As any schoolkid might tell you, US elections are based on a bedrock principle: one person, one vote. Simple as that. Each vote carries the same weight. Yet for much of the country’s history, that hasn’t been the case. At various points, whole classes of people were shut out of voting: enslaved Black Americans, Native Americans, and poor white people. The first time women had the right to vote was in 1919. This week’s episode of Reveal is about a current version of this very old problem.
For this show, host Al Letson does a deep dive with Mother Jones national voting rights correspondent Ari Berman about his new book, Minority Rule: The Right-Wing Attack on the Will of the People—and the Fight to Resist It.

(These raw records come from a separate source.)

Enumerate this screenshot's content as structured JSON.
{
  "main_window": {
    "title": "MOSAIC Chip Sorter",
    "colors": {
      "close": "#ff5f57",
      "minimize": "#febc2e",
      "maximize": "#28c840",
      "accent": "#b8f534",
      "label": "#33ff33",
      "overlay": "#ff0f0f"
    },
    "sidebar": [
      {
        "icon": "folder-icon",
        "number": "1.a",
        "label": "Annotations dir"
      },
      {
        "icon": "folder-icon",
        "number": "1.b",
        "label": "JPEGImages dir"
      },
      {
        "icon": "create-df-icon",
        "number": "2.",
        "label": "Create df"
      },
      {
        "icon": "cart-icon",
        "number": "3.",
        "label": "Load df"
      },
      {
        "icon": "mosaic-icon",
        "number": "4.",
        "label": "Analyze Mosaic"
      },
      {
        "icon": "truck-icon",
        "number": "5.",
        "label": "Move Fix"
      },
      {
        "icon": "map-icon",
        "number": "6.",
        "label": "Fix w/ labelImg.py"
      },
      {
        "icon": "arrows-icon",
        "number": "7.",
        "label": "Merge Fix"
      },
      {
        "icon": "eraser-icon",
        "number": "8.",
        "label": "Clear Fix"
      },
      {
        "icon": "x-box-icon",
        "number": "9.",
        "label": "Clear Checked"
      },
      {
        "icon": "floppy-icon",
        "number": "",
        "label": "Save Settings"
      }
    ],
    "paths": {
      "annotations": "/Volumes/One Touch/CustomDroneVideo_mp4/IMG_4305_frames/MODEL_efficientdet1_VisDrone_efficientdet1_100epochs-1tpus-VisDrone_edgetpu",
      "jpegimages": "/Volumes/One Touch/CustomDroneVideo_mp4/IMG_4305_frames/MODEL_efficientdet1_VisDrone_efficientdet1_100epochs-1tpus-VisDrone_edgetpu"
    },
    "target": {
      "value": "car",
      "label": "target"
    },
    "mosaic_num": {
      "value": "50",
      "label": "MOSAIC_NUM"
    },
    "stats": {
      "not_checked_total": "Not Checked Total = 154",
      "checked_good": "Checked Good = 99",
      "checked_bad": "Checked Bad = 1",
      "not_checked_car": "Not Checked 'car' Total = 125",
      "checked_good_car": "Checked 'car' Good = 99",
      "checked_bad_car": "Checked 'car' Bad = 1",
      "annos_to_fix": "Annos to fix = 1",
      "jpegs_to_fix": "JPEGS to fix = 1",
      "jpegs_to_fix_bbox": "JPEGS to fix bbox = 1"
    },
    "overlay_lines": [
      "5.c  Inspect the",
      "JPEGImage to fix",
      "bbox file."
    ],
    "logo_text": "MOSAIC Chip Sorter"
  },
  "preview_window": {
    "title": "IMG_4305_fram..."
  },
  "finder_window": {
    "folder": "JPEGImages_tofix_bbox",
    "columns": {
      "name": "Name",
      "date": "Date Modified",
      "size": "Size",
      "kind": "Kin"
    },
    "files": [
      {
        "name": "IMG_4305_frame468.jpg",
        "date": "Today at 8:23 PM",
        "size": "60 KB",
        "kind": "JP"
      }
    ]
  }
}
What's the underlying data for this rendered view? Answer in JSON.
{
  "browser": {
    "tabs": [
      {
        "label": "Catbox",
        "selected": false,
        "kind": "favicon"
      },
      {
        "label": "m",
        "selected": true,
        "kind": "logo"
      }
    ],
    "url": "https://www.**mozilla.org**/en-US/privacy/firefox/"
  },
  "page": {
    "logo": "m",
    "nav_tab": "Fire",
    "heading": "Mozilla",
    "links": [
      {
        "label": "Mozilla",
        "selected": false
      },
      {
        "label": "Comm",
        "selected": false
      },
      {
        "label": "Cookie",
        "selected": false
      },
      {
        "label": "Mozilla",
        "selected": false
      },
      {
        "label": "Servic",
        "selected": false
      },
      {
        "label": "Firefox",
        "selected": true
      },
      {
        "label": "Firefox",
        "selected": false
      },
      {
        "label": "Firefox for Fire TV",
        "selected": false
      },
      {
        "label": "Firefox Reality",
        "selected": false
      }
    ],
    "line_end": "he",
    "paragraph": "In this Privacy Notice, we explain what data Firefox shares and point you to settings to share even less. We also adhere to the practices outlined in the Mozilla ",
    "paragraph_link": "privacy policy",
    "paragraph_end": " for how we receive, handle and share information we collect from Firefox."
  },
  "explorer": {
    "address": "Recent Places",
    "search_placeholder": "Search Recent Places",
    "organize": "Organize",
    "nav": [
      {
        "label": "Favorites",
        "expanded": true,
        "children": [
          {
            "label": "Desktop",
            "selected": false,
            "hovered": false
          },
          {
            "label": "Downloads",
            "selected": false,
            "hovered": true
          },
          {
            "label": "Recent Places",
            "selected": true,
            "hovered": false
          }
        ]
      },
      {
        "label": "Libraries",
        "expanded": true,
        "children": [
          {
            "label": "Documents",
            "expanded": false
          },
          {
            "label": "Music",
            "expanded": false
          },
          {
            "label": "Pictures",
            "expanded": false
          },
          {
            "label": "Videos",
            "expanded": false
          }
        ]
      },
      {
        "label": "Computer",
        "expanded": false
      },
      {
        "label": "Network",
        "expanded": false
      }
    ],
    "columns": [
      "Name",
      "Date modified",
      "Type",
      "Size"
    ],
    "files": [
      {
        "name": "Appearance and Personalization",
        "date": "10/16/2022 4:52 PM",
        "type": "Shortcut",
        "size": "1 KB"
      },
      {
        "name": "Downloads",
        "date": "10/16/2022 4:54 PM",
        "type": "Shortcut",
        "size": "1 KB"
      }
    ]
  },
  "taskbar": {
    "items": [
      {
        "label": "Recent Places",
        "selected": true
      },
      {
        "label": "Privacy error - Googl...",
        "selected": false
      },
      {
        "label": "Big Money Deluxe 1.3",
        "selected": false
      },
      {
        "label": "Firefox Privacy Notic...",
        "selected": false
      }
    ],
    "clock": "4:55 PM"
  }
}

They first discuss America’s early years and examine how the political institutions created by the Founding Fathers were meant to constrain democracy. This system is still alive in the modern era, Berman says, through institutions like the Electoral College and the US Senate, which were designed as checks against the power of the majority. What’s more, Berman argues that the Supreme Court is a product of these two skewed institutions. Then there are newer tactics—like voter suppression and gerrymandering—that are layered on top of this anti-democratic foundation to entrench the power of a conservative white minority.
Next, they trace the rise of conservative firebrand Pat Buchanan and how he opened the door for Donald Trump. Buchanan made white Republicans fear becoming a racial minority. And he opposed the Voting Rights Act, which struck down obstacles to voting like poll taxes and literacy tests that had been used to keep people of color from the polls. Buchanan never came close to winning the presidency, but he transformed white anxiety into an organizing principle that has become a centerpiece of much of today’s Republican Party.
Finally, the show follows successful efforts by citizen activists in Michigan to end political gerrymandering and reinforce the democratic principle of one person, one vote. Berman argues that this state-based organizing should be a national model for democratic reform.